Amara tersenyum ringkih mendengar penuturan suaminya itu. Secara tidak sadar, Alvaro menegaskan bahwa selama ini di hatinya sama sekali tidak ada Amara. Selama ini tidak ada sedikit pun rasa untuk Amara. Tiga tahun lamanya, bukan waktu yang singkat, tapi di hati Alvaro sedikit pun tidak tumbuh benih cinta yang sudah berusaha Amara tanamkan selama itu.
“Mau sampai kapan aku harus bersabar lagi? Tiga atau lima tahun lagi? Sedangkan kita sudah bersama selama tiga tahun, dan selama itu sedikit pun hatimu tidak terbuka untukku. Aku harus menunggu berapa lama lagi? Berapa tahun lagi, Mas? Aku tidak sanggup untuk itu,” ucap Amara dengan terisak. Amara sudah tidak tahan menahan tangisnya. Terlalu sakit jika Amara ingat perjuangnnya selama ini, untuk menarik hati suaminya, supaya mencintainya.
Alvaro meraih tubuh Amara. Dipeluknya Amara. Dadanya sesak melihat Amara menangis seperti itu.

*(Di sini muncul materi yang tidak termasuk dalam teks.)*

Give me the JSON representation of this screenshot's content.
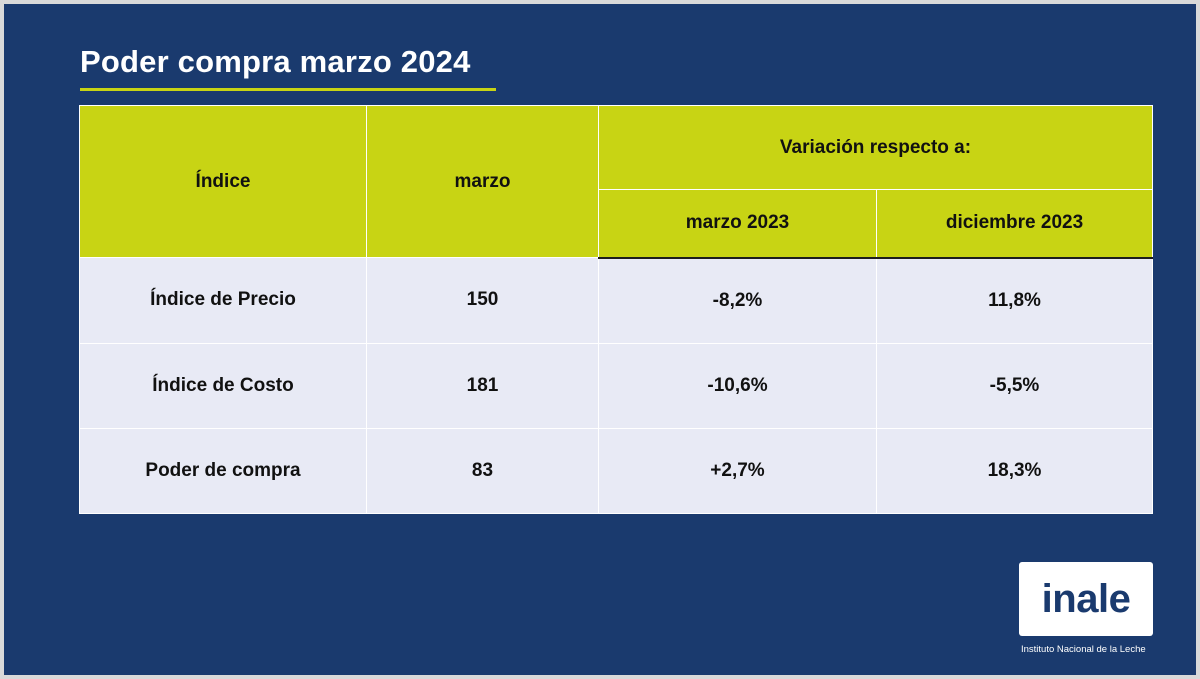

“Maafkan aku, Ara ... Aku mohon padamu, berikan aku kesempatan sekali lagi, untuk menebus semua kesalahanku. Aku mohon, Amara ... Aku janji akan belajar mencintaimu, dan menjaga pernikahan kita,” ucap Alvaro dengan tulus.
Amara akhirnya setuju untuk melepaskan alat kontrasepsi itu, walaupun dirinya masih ragu dengan suaminya. Namun, ia percaya dan mencoba untuk memberikan kesempatan sekali lagi pada Alvaro.